La capacità di Fiorucci di vedere il nuovo e di connettere gli eventi, e soprattutto intuire l’impatto del consumo sugli stili di vita non era sfuggita all’industria italiana: la Montedison, che avrebbe acquistato una percentuale dell’azienda Fiorucci nel 1974, lo volle alla direzione del centro di ricerca tessile, inaugurato nel 1973. Di questo, e del rapporto con l’industria italiana che capiva l’innovazione e il ruolo dei consumi, tratta il saggio di Giannino Malossi in catalogo, Le nostre idee sono nella testa di tutti.
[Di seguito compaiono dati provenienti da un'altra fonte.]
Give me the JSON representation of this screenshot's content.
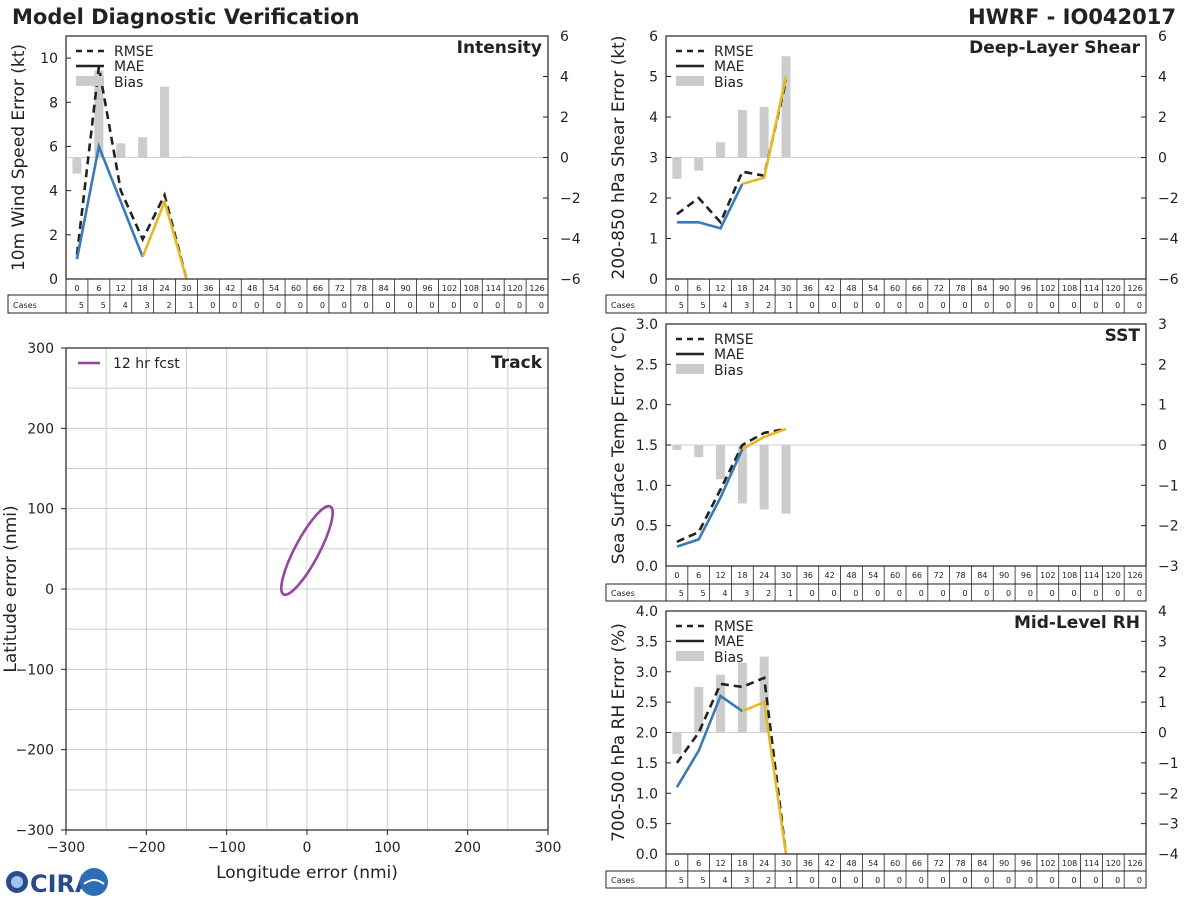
{
  "header": {
    "title": "Model Diagnostic Verification",
    "storm": "HWRF - IO042017"
  },
  "logo": {
    "text": "CIRA"
  },
  "colors": {
    "rmse": "#222222",
    "mae_early": "#3a7ab8",
    "mae_late": "#e5b822",
    "bias": "#cccccc",
    "track": "#94479e",
    "grid": "#cccccc"
  },
  "chart_data": [
    {
      "id": "intensity",
      "type": "line",
      "title": "Intensity",
      "ylabel": "10m Wind Speed Error (kt)",
      "ylim": [
        0,
        11
      ],
      "yticks": [
        0,
        2,
        4,
        6,
        8,
        10
      ],
      "y2lim": [
        -6,
        6
      ],
      "y2ticks": [
        -6,
        -4,
        -2,
        0,
        2,
        4,
        6
      ],
      "legend": [
        "RMSE",
        "MAE",
        "Bias"
      ],
      "x": [
        0,
        6,
        12,
        18,
        24,
        30
      ],
      "series": [
        {
          "name": "RMSE",
          "values": [
            1.1,
            9.6,
            4.0,
            1.8,
            3.8,
            0.0
          ]
        },
        {
          "name": "MAE",
          "values": [
            0.9,
            6.0,
            3.5,
            1.0,
            3.5,
            0.0
          ]
        },
        {
          "name": "Bias",
          "values": [
            -0.8,
            4.3,
            0.7,
            1.0,
            3.5,
            0.05
          ]
        }
      ],
      "leadtimes": [
        "0",
        "6",
        "12",
        "18",
        "24",
        "30",
        "36",
        "42",
        "48",
        "54",
        "60",
        "66",
        "72",
        "78",
        "84",
        "90",
        "96",
        "102",
        "108",
        "114",
        "120",
        "126"
      ],
      "cases_label": "Cases",
      "cases": [
        "5",
        "5",
        "4",
        "3",
        "2",
        "1",
        "0",
        "0",
        "0",
        "0",
        "0",
        "0",
        "0",
        "0",
        "0",
        "0",
        "0",
        "0",
        "0",
        "0",
        "0",
        "0"
      ]
    },
    {
      "id": "shear",
      "type": "line",
      "title": "Deep-Layer Shear",
      "ylabel": "200-850 hPa Shear Error (kt)",
      "ylim": [
        0,
        6
      ],
      "yticks": [
        0,
        1,
        2,
        3,
        4,
        5,
        6
      ],
      "y2lim": [
        -6,
        6
      ],
      "y2ticks": [
        -6,
        -4,
        -2,
        0,
        2,
        4,
        6
      ],
      "legend": [
        "RMSE",
        "MAE",
        "Bias"
      ],
      "x": [
        0,
        6,
        12,
        18,
        24,
        30
      ],
      "series": [
        {
          "name": "RMSE",
          "values": [
            1.6,
            2.0,
            1.4,
            2.65,
            2.55,
            4.9
          ]
        },
        {
          "name": "MAE",
          "values": [
            1.4,
            1.4,
            1.25,
            2.35,
            2.5,
            5.0
          ]
        },
        {
          "name": "Bias",
          "values": [
            -1.05,
            -0.65,
            0.75,
            2.35,
            2.5,
            5.0
          ]
        }
      ],
      "leadtimes": [
        "0",
        "6",
        "12",
        "18",
        "24",
        "30",
        "36",
        "42",
        "48",
        "54",
        "60",
        "66",
        "72",
        "78",
        "84",
        "90",
        "96",
        "102",
        "108",
        "114",
        "120",
        "126"
      ],
      "cases_label": "Cases",
      "cases": [
        "5",
        "5",
        "4",
        "3",
        "2",
        "1",
        "0",
        "0",
        "0",
        "0",
        "0",
        "0",
        "0",
        "0",
        "0",
        "0",
        "0",
        "0",
        "0",
        "0",
        "0",
        "0"
      ]
    },
    {
      "id": "sst",
      "type": "line",
      "title": "SST",
      "ylabel": "Sea Surface Temp Error (°C)",
      "ylim": [
        0,
        3
      ],
      "yticks": [
        0.0,
        0.5,
        1.0,
        1.5,
        2.0,
        2.5,
        3.0
      ],
      "ytick_labels": [
        "0.0",
        "0.5",
        "1.0",
        "1.5",
        "2.0",
        "2.5",
        "3.0"
      ],
      "y2lim": [
        -3,
        3
      ],
      "y2ticks": [
        -3,
        -2,
        -1,
        0,
        1,
        2,
        3
      ],
      "legend": [
        "RMSE",
        "MAE",
        "Bias"
      ],
      "x": [
        0,
        6,
        12,
        18,
        24,
        30
      ],
      "series": [
        {
          "name": "RMSE",
          "values": [
            0.3,
            0.42,
            0.95,
            1.5,
            1.65,
            1.7
          ]
        },
        {
          "name": "MAE",
          "values": [
            0.24,
            0.33,
            0.85,
            1.45,
            1.6,
            1.7
          ]
        },
        {
          "name": "Bias",
          "values": [
            -0.12,
            -0.3,
            -0.85,
            -1.45,
            -1.6,
            -1.7
          ]
        }
      ],
      "leadtimes": [
        "0",
        "6",
        "12",
        "18",
        "24",
        "30",
        "36",
        "42",
        "48",
        "54",
        "60",
        "66",
        "72",
        "78",
        "84",
        "90",
        "96",
        "102",
        "108",
        "114",
        "120",
        "126"
      ],
      "cases_label": "Cases",
      "cases": [
        "5",
        "5",
        "4",
        "3",
        "2",
        "1",
        "0",
        "0",
        "0",
        "0",
        "0",
        "0",
        "0",
        "0",
        "0",
        "0",
        "0",
        "0",
        "0",
        "0",
        "0",
        "0"
      ]
    },
    {
      "id": "rh",
      "type": "line",
      "title": "Mid-Level RH",
      "ylabel": "700-500 hPa RH Error (%)",
      "ylim": [
        0,
        4
      ],
      "yticks": [
        0.0,
        0.5,
        1.0,
        1.5,
        2.0,
        2.5,
        3.0,
        3.5,
        4.0
      ],
      "ytick_labels": [
        "0.0",
        "0.5",
        "1.0",
        "1.5",
        "2.0",
        "2.5",
        "3.0",
        "3.5",
        "4.0"
      ],
      "y2lim": [
        -4,
        4
      ],
      "y2ticks": [
        -4,
        -3,
        -2,
        -1,
        0,
        1,
        2,
        3,
        4
      ],
      "legend": [
        "RMSE",
        "MAE",
        "Bias"
      ],
      "x": [
        0,
        6,
        12,
        18,
        24,
        30
      ],
      "series": [
        {
          "name": "RMSE",
          "values": [
            1.5,
            2.0,
            2.8,
            2.75,
            2.9,
            0.0
          ]
        },
        {
          "name": "MAE",
          "values": [
            1.1,
            1.7,
            2.6,
            2.35,
            2.5,
            0.0
          ]
        },
        {
          "name": "Bias",
          "values": [
            -0.7,
            1.5,
            1.9,
            2.3,
            2.5,
            0.02
          ]
        }
      ],
      "leadtimes": [
        "0",
        "6",
        "12",
        "18",
        "24",
        "30",
        "36",
        "42",
        "48",
        "54",
        "60",
        "66",
        "72",
        "78",
        "84",
        "90",
        "96",
        "102",
        "108",
        "114",
        "120",
        "126"
      ],
      "cases_label": "Cases",
      "cases": [
        "5",
        "5",
        "4",
        "3",
        "2",
        "1",
        "0",
        "0",
        "0",
        "0",
        "0",
        "0",
        "0",
        "0",
        "0",
        "0",
        "0",
        "0",
        "0",
        "0",
        "0",
        "0"
      ]
    },
    {
      "id": "track",
      "type": "scatter",
      "title": "Track",
      "xlabel": "Longitude error (nmi)",
      "ylabel": "Latitude error (nmi)",
      "xlim": [
        -300,
        300
      ],
      "ylim": [
        -300,
        300
      ],
      "xticks": [
        -300,
        -200,
        -100,
        0,
        100,
        200,
        300
      ],
      "xtick_labels": [
        "−300",
        "−200",
        "−100",
        "0",
        "100",
        "200",
        "300"
      ],
      "yticks": [
        -300,
        -200,
        -100,
        0,
        100,
        200,
        300
      ],
      "ytick_labels": [
        "−300",
        "−200",
        "−100",
        "0",
        "100",
        "200",
        "300"
      ],
      "legend": [
        "12 hr fcst"
      ],
      "ellipse": {
        "center": [
          0,
          48
        ],
        "semi_major": 62,
        "semi_minor": 15,
        "angle_deg": 62
      }
    }
  ]
}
L’impresa Fiorucci continua e si dipana nei diversi snodi della mostra, tra cui Dxing, l’osservatorio sulle tendenze e sui consumi culturali, operativo dal 1976 al 1981, diretto da Giannino Malossi. Non mancano i riferimenti alla celebre Giulietta by Fiorucci con le ruote azzurre e la verniciatura a buccia d’arancia, prototipo Alfa Romeo progettato da Andrea Branzi e da Ettore Sottsass.
La cessione del marchio Fiorucci avvenne nel 1990, dopo alcune traversie, cui fece seguito la creazione di Love Therapy nel 2003 in cui la vena animalista e di naturalismo panico di Elio Fiorucci — che già si era espresso contro le crudeltà verso gli animali, diventando vegetariano e presagendo una moda cruelty free — trova la possibilità di esprimersi ancora più apertamente. Nella sezione della mostra Un nuovo idealismo è esposta una serie di manifesti che illustrano l’interesse animalista di Elio Fiorucci: le campagne anticaccia, quelle per la protezione delle foche uccise per le pellicce, quelle intese a sollevare l’attenzione sull’estinzione della fauna selvatica, tutte all’insegna di una terapia dell’amore.
Con questa mostra Triennale non solo celebra Elio Fiorucci, ma rinnova implicitamente l’urgenza di dotare Milano di un Museo della Moda, una sede dedicata a custodire e valorizzare il patrimonio creativo della città.
Elio Fiorucci, A cura di Judith Clark. Progetto di allestimento di Fabio Cherstich
Triennale Milano, fino al 16 marzo 2025
In copertina, Elio Fiorucci con due modelle, 1974, foto Giorgio Lotti, courtesy Mondadori Portfolio.